But EY says future market conditions expected to dampen underwriting success going forward
The UK home insurance market has returned to underwriting profitability after reporting its worst combined operating ratio (COR) this decade in 2018.
Research from EY revealed that home insurers reported an aggregate COR of 100% last year, the worst for eight years as the Beast from the East and Storm Eleanor hit hard, but is expected to report an improved 96.3% ratio for 2019, as long as the UK avoids any further weather or wind catastrophes before the end of the year.
Tony Sault, UK general insurance leader at EY, said: “2018 was a very challenging year for insurers with a high volume of weather-related claims. 2019 is expected to fare better, despite the recent flooding that is still causing huge problems to people’s lives, homes and businesses.
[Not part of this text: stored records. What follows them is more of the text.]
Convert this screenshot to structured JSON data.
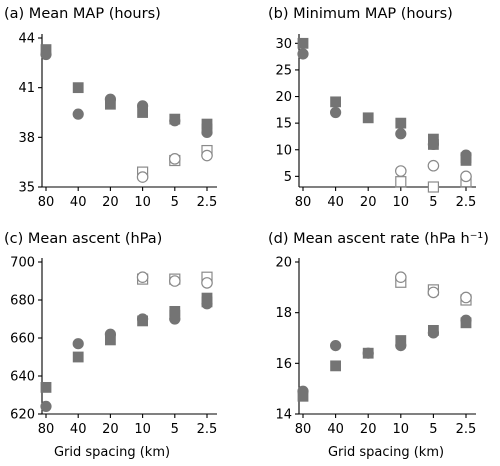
{
  "chart_data": [
    {
      "type": "scatter",
      "title": "(a) Mean MAP (hours)",
      "xlabel": "",
      "categories": [
        "80",
        "40",
        "20",
        "10",
        "5",
        "2.5"
      ],
      "ylim": [
        35,
        44
      ],
      "yticks": [
        35,
        38,
        41,
        44
      ],
      "series": [
        {
          "marker": "square",
          "fill": "filled",
          "values": [
            [
              0,
              43.3
            ],
            [
              1,
              41.0
            ],
            [
              2,
              40.0
            ],
            [
              3,
              39.5
            ],
            [
              4,
              39.1
            ],
            [
              5,
              38.8
            ],
            [
              5,
              38.5
            ]
          ]
        },
        {
          "marker": "circle",
          "fill": "filled",
          "values": [
            [
              0,
              43.0
            ],
            [
              1,
              39.4
            ],
            [
              2,
              40.3
            ],
            [
              3,
              39.9
            ],
            [
              4,
              39.0
            ],
            [
              5,
              38.3
            ]
          ]
        },
        {
          "marker": "square",
          "fill": "open",
          "values": [
            [
              3,
              35.9
            ],
            [
              4,
              36.6
            ],
            [
              5,
              37.2
            ]
          ]
        },
        {
          "marker": "circle",
          "fill": "open",
          "values": [
            [
              3,
              35.6
            ],
            [
              4,
              36.7
            ],
            [
              5,
              36.9
            ]
          ]
        }
      ]
    },
    {
      "type": "scatter",
      "title": "(b) Minimum MAP (hours)",
      "xlabel": "",
      "categories": [
        "80",
        "40",
        "20",
        "10",
        "5",
        "2.5"
      ],
      "ylim": [
        3,
        31
      ],
      "yticks": [
        5,
        10,
        15,
        20,
        25,
        30
      ],
      "series": [
        {
          "marker": "square",
          "fill": "filled",
          "values": [
            [
              0,
              30
            ],
            [
              1,
              19
            ],
            [
              2,
              16
            ],
            [
              3,
              15
            ],
            [
              4,
              12
            ],
            [
              4,
              11
            ],
            [
              5,
              8.5
            ],
            [
              5,
              8
            ]
          ]
        },
        {
          "marker": "circle",
          "fill": "filled",
          "values": [
            [
              0,
              28
            ],
            [
              1,
              17
            ],
            [
              3,
              13
            ],
            [
              4,
              11
            ],
            [
              5,
              9
            ]
          ]
        },
        {
          "marker": "square",
          "fill": "open",
          "values": [
            [
              3,
              4
            ],
            [
              4,
              3
            ],
            [
              5,
              4
            ]
          ]
        },
        {
          "marker": "circle",
          "fill": "open",
          "values": [
            [
              3,
              6
            ],
            [
              4,
              7
            ],
            [
              5,
              5
            ]
          ]
        }
      ]
    },
    {
      "type": "scatter",
      "title": "(c) Mean ascent (hPa)",
      "xlabel": "Grid spacing (km)",
      "categories": [
        "80",
        "40",
        "20",
        "10",
        "5",
        "2.5"
      ],
      "ylim": [
        620,
        700
      ],
      "yticks": [
        620,
        640,
        660,
        680,
        700
      ],
      "series": [
        {
          "marker": "square",
          "fill": "filled",
          "values": [
            [
              0,
              634
            ],
            [
              1,
              650
            ],
            [
              2,
              659
            ],
            [
              3,
              669
            ],
            [
              4,
              674
            ],
            [
              4,
              672
            ],
            [
              5,
              681
            ],
            [
              5,
              679
            ]
          ]
        },
        {
          "marker": "circle",
          "fill": "filled",
          "values": [
            [
              0,
              624
            ],
            [
              1,
              657
            ],
            [
              2,
              662
            ],
            [
              3,
              670
            ],
            [
              4,
              670
            ],
            [
              5,
              678
            ]
          ]
        },
        {
          "marker": "square",
          "fill": "open",
          "values": [
            [
              3,
              691
            ],
            [
              4,
              691
            ],
            [
              5,
              692
            ]
          ]
        },
        {
          "marker": "circle",
          "fill": "open",
          "values": [
            [
              3,
              692
            ],
            [
              4,
              690
            ],
            [
              5,
              689
            ]
          ]
        }
      ]
    },
    {
      "type": "scatter",
      "title": "(d) Mean ascent rate (hPa h⁻¹)",
      "xlabel": "Grid spacing (km)",
      "categories": [
        "80",
        "40",
        "20",
        "10",
        "5",
        "2.5"
      ],
      "ylim": [
        14,
        20
      ],
      "yticks": [
        14,
        16,
        18,
        20
      ],
      "series": [
        {
          "marker": "square",
          "fill": "filled",
          "values": [
            [
              0,
              14.7
            ],
            [
              1,
              15.9
            ],
            [
              2,
              16.4
            ],
            [
              3,
              16.9
            ],
            [
              4,
              17.3
            ],
            [
              5,
              17.6
            ]
          ]
        },
        {
          "marker": "circle",
          "fill": "filled",
          "values": [
            [
              0,
              14.9
            ],
            [
              1,
              16.7
            ],
            [
              2,
              16.4
            ],
            [
              3,
              16.7
            ],
            [
              4,
              17.2
            ],
            [
              5,
              17.7
            ]
          ]
        },
        {
          "marker": "square",
          "fill": "open",
          "values": [
            [
              3,
              19.2
            ],
            [
              4,
              18.9
            ],
            [
              5,
              18.5
            ]
          ]
        },
        {
          "marker": "circle",
          "fill": "open",
          "values": [
            [
              3,
              19.4
            ],
            [
              4,
              18.8
            ],
            [
              5,
              18.6
            ]
          ]
        }
      ]
    }
  ],
  "colors": {
    "filled": "#747474",
    "open_stroke": "#8a8a8a"
  }
}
“Insurers are now better prepared than ever to help affected policyholders deal with flood impact as quickly as possible.”
Profitability is, however, predicted to slip back into the red in 2020, with written premiums expected to struggle to keep pace with claims inflation. EY is forecasting the 2020 COR to be 102.4%, with claims inflation predicted to be 2.9% in both 2019 and 2020.
And Sault said insurers were facing a number of other crucial challenges as we head towards 2020.
“The FCA Market Study into fair pricing will have a huge impact on the industry,” he said. “That, coupled with intense competition in the market, will likely serve to keep premiums low over the next 12-18 months at least. Climate change and the PRA’s scrutiny into how firms consider the impact of climate change on their businesses will be an increasing focus, and moving forward insurers will need to ensure they’re accurately assessing the cost of climate change.
“Insurers will also need to decide how they’re going to differentiate their propositions in such a competitive arena. How well they respond to all of these issues will determine their future success.”